Posted: Tue Feb 16, 2010 7:54 pm
by Xioumi
Slightly off-topic but has anyone tried Artisan du Chocolat's non-dairy milk chocolate made with almond milk? It's absolutely divine. If you are dairy intolerant but like milk chocolate you'll love it.

Re: Almond Milk

Posted: Wed Feb 17, 2010 6:35 pm
by James Bretlington
As Tasmin said, a substitute for real milk in Lent. I've not come across it mentioned any other way.

Re: Almond Milk

Posted: Wed Feb 17, 2010 9:12 pm
by Sophia
When I need to prepare large quantities of things such as almond milk and will be cooking outside I have been known to cheat and prepare most of it at home and bring it with in a plastic container and transfer it to a suitable jug on site. Then I do the rest on site for demonstration purposes.
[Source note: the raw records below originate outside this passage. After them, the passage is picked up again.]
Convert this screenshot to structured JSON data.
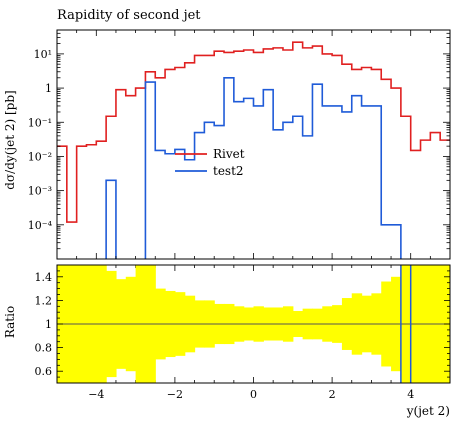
{
  "chart_data": {
    "type": "line",
    "title": "Rapidity of second jet",
    "xlabel": "y(jet 2)",
    "ylabel": "dσ/dy(jet 2) [pb]",
    "ratio_ylabel": "Ratio",
    "xlim": [
      -5,
      5
    ],
    "ylim": [
      1e-05,
      50
    ],
    "yscale": "log",
    "ratio_ylim": [
      0.5,
      1.5
    ],
    "x_ticks": [
      -4,
      -2,
      0,
      2,
      4
    ],
    "y_ticks": [
      {
        "value": 0.0001,
        "label": "10⁻⁴"
      },
      {
        "value": 0.001,
        "label": "10⁻³"
      },
      {
        "value": 0.01,
        "label": "10⁻²"
      },
      {
        "value": 0.1,
        "label": "10⁻¹"
      },
      {
        "value": 1,
        "label": "1"
      },
      {
        "value": 10,
        "label": "10¹"
      }
    ],
    "ratio_ticks": [
      {
        "value": 0.6,
        "label": "0.6"
      },
      {
        "value": 0.8,
        "label": "0.8"
      },
      {
        "value": 1.0,
        "label": "1"
      },
      {
        "value": 1.2,
        "label": "1.2"
      },
      {
        "value": 1.4,
        "label": "1.4"
      }
    ],
    "bin_edges": [
      -5.0,
      -4.75,
      -4.5,
      -4.25,
      -4.0,
      -3.75,
      -3.5,
      -3.25,
      -3.0,
      -2.75,
      -2.5,
      -2.25,
      -2.0,
      -1.75,
      -1.5,
      -1.25,
      -1.0,
      -0.75,
      -0.5,
      -0.25,
      0.0,
      0.25,
      0.5,
      0.75,
      1.0,
      1.25,
      1.5,
      1.75,
      2.0,
      2.25,
      2.5,
      2.75,
      3.0,
      3.25,
      3.5,
      3.75,
      4.0,
      4.25,
      4.5,
      4.75,
      5.0
    ],
    "legend": {
      "placement": "center-left"
    },
    "series": [
      {
        "name": "Rivet",
        "color": "#e02020",
        "values": [
          0.02,
          0.00012,
          0.02,
          0.022,
          0.028,
          0.15,
          0.9,
          0.6,
          1.0,
          3.0,
          2.0,
          3.5,
          4.0,
          5.5,
          9.0,
          9.0,
          12.0,
          11.0,
          12.0,
          13.0,
          11.0,
          14.0,
          15.0,
          13.0,
          22.0,
          15.0,
          17.0,
          10.0,
          9.0,
          5.0,
          3.5,
          4.0,
          3.5,
          1.8,
          1.0,
          0.15,
          0.015,
          0.03,
          0.05,
          0.03
        ]
      },
      {
        "name": "test2",
        "color": "#1f5bd8",
        "values": [
          null,
          null,
          null,
          null,
          null,
          0.002,
          null,
          null,
          null,
          1.5,
          0.015,
          0.012,
          0.016,
          0.008,
          0.05,
          0.1,
          0.08,
          2.0,
          0.4,
          0.5,
          0.3,
          0.9,
          0.06,
          0.1,
          0.15,
          0.04,
          1.3,
          0.3,
          0.3,
          0.2,
          0.6,
          0.3,
          0.3,
          0.0001,
          0.0001,
          null,
          null,
          null,
          null,
          null
        ]
      }
    ],
    "ratio": {
      "reference_line": 1.0,
      "band_color": "#ffff00",
      "band_halfwidth": [
        0.5,
        0.5,
        0.5,
        0.5,
        0.5,
        0.45,
        0.38,
        0.4,
        0.5,
        0.5,
        0.3,
        0.28,
        0.27,
        0.24,
        0.2,
        0.2,
        0.17,
        0.17,
        0.15,
        0.14,
        0.15,
        0.14,
        0.14,
        0.15,
        0.11,
        0.13,
        0.13,
        0.15,
        0.16,
        0.22,
        0.26,
        0.24,
        0.26,
        0.36,
        0.4,
        0.5,
        0.5,
        0.5,
        0.5,
        0.5
      ],
      "test2_lines": [
        {
          "type": "vertical",
          "x": 3.75
        },
        {
          "type": "vertical",
          "x": 4.0
        }
      ]
    }
  }
}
On its use, it was definitely used as a milk substitute for Lent as various people have said above but IIRC there are also non-Lent recipes that involve it, often for Fish Days, which are not represented enough at many re-enactment events. For instance if you are doing an event over the Easter Weekend you should be eating Lenten food on the Friday and Saturday and having a blow out on the Sunday. :D

Re: Almond Milk

Posted: Thu Feb 18, 2010 10:16 pm
by bonnacon
Thanks all :thumbup: After reading the above I'm now thinking about a sweet dish made of thick reduced almond milk with carob powder and a dash of honey added...... :rock:

Re: Almond Milk

Posted: Fri Mar 12, 2010 12:49 pm
by Cat
This may be wayyy wide of the mark, but had you thought of some of the milk substitutes on the market, transferred from carton to suitabule vessel onsite. I'm thinking of the rice-dream, oatly, soya cream type things with a drop of proper almond essence added. The soya cream may split - one risk. I'm sure I've seen a nut-milk somewhere. Hmmmm, a trip to Waitrose may be in order.
(How do you milk a nut anyways?! :wtf: )

Re: Almond Milk

Posted: Fri Mar 12, 2010 1:13 pm
by Gail Horn
With a very small milking machine!

Re: Almond Milk

Posted: Fri Mar 12, 2010 4:01 pm
by Sophia
Cat wrote:This may be wayyy wide of the mark, but had you thought of some of the milk substitutes on the market, transferred from carton to suitabule vessel onsite. I'm thinking of the rice-dream, oatly, soya cream type things with a drop of proper almond essence added. The soya cream may split - one risk. I'm sure I've seen a nut-milk somewhere. Hmmmm, a trip to Waitrose may be in order.
(How do you milk a nut anyways?! :wtf: )


You can get almond milk in some good health food stores but it is very thin and I have not found it good for cooking purposes, this may however be as a result of the dishes I was trying to make. It is always worth giving things a trial run in the kitchen at home to check this sort of thing out.

Re: Almond Milk

Posted: Fri Mar 12, 2010 6:23 pm
by Fairfax
first port of call for anything like this is a good Oriental/Asian super market, if you can find one on the net, ring them, ask them if they have anything like what you are asking, if they haven't they can tell you the next best thing, as quite often their product would be under a different label/name, plus they are very cheap. I managed to get 2kilos of Gallangal for £3.00, Once you are known (for good or bad) they are very obliging,

Re: Almond Milk

Posted: Wed Apr 21, 2010 12:55 pm
by bonnacon
Just an update - amongst an avalanche of assorted dishes at our group's inaugural bash of the season over easter weekend, my partner produced "hens in bruette" with rice. It was almost a mild and creamy chicken curry and the almond milk came through loud and clear, giving a lovely subtle flavour to what I mistakenly thought at first taste was a rather bland dish.
Almond milk - I'm a fan.

Re: Almond Milk

Posted: Sun Apr 25, 2010 8:16 pm
by GreensAndNettles
Almond Milk was a lot more stable than cows milk, which would spoil / sour easily, especially in heat.

Re: Almond Milk

Posted: Mon Apr 26, 2010 4:42 pm
by gregory23b
You make almond milk to order, it is a much longer term proposition to wait for a feeding cow.